Auch hier noch mal mein erneuter Hinweis mit pauschalen Aussagen vorsichtig umzugehen. ;-) Eine pauschale Aussage über die Qualität von Code lässt sich unter gar keinen Umständen aus der Größe des Teams ermitteln. Klar ist natürlich, dass ein gewisser Aufwand in einer Gewissen Zeit auch nur von einer gewissen Mannzahl umgesetzt werden kann. Du kannst dennoch als einzelner, geschulter und erfahrener Programmierer sehr viel mehr Qualität zu Papier bringen als 5 Programmieranfänger. Gerade für kleine Projekte, hätte ein Team einen großen Overhead aufgrund der notwendigen Abstimmung und nicht jedes Shellscript bedarf eines Teams.
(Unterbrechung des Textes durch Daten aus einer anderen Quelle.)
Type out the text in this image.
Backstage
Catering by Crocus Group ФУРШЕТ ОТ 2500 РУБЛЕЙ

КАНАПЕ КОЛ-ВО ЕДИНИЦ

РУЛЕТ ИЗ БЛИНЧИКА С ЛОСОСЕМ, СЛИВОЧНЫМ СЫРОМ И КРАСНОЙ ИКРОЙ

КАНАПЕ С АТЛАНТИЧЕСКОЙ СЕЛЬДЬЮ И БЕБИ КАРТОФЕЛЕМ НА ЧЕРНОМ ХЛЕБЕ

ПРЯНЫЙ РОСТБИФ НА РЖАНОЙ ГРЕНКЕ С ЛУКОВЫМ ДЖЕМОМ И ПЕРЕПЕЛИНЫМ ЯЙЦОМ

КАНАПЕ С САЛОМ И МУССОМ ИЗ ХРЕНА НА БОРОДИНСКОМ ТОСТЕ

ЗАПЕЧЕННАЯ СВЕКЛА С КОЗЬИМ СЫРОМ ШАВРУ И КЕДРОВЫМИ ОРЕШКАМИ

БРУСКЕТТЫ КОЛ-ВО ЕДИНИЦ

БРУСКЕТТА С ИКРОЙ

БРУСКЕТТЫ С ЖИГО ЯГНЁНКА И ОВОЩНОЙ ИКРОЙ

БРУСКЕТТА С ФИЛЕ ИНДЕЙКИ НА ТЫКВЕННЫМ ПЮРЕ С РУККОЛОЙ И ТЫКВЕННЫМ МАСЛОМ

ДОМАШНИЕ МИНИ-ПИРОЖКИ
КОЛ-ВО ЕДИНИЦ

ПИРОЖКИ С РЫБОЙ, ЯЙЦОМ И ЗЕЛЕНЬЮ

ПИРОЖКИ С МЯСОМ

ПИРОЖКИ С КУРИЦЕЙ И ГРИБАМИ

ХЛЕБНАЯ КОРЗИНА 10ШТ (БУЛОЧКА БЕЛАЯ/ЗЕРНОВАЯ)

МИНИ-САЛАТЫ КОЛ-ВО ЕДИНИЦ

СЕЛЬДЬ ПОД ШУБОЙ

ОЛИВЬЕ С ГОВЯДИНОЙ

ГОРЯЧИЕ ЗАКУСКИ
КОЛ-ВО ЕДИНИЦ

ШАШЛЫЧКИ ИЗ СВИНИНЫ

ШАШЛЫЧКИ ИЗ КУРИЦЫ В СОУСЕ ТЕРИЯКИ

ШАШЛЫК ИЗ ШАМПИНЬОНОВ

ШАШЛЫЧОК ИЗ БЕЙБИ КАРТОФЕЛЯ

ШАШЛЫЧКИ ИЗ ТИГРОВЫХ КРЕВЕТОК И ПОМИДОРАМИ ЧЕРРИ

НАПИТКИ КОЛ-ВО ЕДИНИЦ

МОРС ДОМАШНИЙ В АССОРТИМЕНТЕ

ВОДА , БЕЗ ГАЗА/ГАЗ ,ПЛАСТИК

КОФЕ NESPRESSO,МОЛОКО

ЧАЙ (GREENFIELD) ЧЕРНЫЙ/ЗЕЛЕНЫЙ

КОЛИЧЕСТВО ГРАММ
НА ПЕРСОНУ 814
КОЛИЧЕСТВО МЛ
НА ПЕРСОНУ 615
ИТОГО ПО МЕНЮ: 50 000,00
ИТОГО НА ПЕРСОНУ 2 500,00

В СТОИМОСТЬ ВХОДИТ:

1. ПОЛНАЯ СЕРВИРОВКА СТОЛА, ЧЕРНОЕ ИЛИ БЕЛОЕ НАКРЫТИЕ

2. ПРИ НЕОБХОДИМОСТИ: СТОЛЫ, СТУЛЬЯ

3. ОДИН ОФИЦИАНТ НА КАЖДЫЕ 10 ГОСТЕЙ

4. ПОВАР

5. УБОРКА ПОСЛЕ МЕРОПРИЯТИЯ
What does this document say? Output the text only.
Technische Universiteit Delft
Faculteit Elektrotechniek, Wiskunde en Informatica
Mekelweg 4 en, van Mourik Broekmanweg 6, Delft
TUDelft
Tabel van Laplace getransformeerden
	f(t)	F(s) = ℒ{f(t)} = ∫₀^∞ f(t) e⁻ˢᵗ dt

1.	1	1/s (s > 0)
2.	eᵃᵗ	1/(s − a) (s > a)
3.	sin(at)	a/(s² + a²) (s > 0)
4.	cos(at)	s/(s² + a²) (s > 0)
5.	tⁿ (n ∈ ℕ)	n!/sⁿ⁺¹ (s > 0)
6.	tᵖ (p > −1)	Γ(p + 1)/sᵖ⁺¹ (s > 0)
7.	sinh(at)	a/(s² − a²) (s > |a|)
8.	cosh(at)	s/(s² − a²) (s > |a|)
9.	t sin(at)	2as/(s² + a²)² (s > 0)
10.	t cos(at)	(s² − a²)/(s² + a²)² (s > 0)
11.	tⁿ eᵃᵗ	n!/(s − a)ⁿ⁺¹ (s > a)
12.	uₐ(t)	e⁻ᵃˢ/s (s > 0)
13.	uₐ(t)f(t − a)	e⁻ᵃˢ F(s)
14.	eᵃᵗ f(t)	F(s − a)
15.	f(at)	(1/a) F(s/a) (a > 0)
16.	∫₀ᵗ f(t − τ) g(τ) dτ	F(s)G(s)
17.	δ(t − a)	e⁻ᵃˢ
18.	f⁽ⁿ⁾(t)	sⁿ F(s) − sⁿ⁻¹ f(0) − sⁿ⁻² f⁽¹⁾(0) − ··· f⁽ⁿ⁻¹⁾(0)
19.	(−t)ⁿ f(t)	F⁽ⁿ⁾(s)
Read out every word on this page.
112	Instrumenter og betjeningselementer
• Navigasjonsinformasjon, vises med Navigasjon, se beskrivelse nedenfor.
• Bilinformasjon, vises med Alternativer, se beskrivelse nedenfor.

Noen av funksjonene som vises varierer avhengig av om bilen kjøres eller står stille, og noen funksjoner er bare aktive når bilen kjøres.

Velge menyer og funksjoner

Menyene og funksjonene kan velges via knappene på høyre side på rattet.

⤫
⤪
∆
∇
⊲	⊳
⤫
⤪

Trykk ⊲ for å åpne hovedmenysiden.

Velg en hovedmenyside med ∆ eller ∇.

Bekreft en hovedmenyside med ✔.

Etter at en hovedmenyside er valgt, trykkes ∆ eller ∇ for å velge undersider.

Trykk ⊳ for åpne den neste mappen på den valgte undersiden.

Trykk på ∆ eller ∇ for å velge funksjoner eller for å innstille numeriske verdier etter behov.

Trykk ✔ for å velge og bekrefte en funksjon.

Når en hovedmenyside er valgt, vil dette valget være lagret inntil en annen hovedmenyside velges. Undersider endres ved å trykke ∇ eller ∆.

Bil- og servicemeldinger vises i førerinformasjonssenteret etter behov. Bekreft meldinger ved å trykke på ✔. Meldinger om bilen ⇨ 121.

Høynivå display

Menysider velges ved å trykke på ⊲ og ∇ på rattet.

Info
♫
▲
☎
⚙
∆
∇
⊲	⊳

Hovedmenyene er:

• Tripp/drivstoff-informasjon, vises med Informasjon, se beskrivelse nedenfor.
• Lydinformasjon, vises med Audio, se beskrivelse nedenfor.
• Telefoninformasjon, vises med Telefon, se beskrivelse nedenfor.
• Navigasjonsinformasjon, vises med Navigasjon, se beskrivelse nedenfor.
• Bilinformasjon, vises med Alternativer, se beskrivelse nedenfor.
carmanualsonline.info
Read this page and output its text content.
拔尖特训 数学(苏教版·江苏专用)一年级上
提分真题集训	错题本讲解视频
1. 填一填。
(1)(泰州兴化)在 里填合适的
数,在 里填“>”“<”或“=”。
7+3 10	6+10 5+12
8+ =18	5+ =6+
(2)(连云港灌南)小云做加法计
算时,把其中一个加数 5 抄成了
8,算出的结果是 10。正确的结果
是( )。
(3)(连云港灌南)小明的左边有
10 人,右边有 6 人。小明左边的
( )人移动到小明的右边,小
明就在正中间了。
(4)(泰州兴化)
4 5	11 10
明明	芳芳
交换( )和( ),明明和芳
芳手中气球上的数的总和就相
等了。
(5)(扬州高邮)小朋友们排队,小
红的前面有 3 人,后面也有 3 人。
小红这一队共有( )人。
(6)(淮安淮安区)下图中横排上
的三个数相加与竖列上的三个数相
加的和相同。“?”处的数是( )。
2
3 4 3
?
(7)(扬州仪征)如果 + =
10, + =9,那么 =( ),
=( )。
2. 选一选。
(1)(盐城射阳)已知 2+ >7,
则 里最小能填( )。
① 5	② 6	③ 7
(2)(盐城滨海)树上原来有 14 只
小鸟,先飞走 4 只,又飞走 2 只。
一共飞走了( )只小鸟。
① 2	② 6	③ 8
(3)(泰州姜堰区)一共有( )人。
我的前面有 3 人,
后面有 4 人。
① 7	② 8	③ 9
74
Die Notwendigkeit eines Teams bemisst sich aus dem Aufwand der Aufgabenstellung und hat nichts mit der Qualität zu tun und Vorsicht, Open-SSH ist über viele, viele Jahre gewachsen und ein sehr großes Projekt. Nicht jedes Projekt beim Kunden ist vom Aufwand her mit einer Open-SSH Implementierung zu vergleichen, sondern hier gibt es auch viele kleinere Projekte, in denen ausschließlich 1-Mann Teams in Frage kommen und sich eine zweite Person kaum rechtfertigen ließe. Und auch die von mir implementierte Zugriffslösung stellt vom Aufwand nur einen geringen Bruchteil von Open-SSH dar und fügt ein paar weitere Features hinzu, wie bereits zuvor erwähnt. Zum Thema Eigenentwicklung möchte ich noch eine Sache klarstellen: Eine eigene Implementierung, wie z.B. eine eigene Diffie-Hellman implementierung, bedeutet nicht zwangsläufig, dass man die Funktionsweise des standardisierten Diffie-Hellman Algorithmus ändert oder erweitert, sondern es soll bedeuten, dass man den bestehenden und weltweit akzeptierten Diffie-Hellman Algorithmus im Zuge eines Projekts from scratch schreibt.
Wer oder was beweist, dass dein Code wirklich sicherer ist, als der von OpenSSL oder OpenSSH?
Sind Open-SSH oder Open-SSL denn sicher? Vielleicht hat Open-SSH 10 - 20 bisher unentdeckte Sicherheitslücken, die bisher nur übersehen wurden.
Definiere mir den Begriff "Beweis" nach Deiner Vorstellung, d.h. in welcher Form würdest Du einen formalen Beweis der Sicherheit denn überhaupt akzeptieren (wenn es ihn denn gäbe) und wie soll dieser aussehen?
Lass' es mich so darstellen:
Wenn es bei einem Vertriebler von Apple auf einer offiziellen Pressekonferenz unerwartet in der Tasche klingelt und er holt darauf hin sein privates Android-Handy raus, dann könnte das einen Interessenkonflikt darstellen. Was für ein Auditor wäre ich also, wenn ich meinem eigenen Produkt nicht vertrauen würde? ;-) Spaß bei Seite, auch unsere Produkte werden nach dem 4-Augen Prinzip zusätzlich von externen Auditoren geprüft. Wären unsere Produkte nicht sicher, wären wir schon lange weg vom Markt. Dennoch hast Du im Prinzip Recht, einen Beweis gibt es grundsätzlich nicht. Vielleicht übersehen Entwickler, Auditoren und Fuzzer-Algorithmen einen ganz trivialen Fehler. Sollte ich mich hier also längere Zeit nicht mehr melden, wissen wir ja dann, woran es liegt. ;-)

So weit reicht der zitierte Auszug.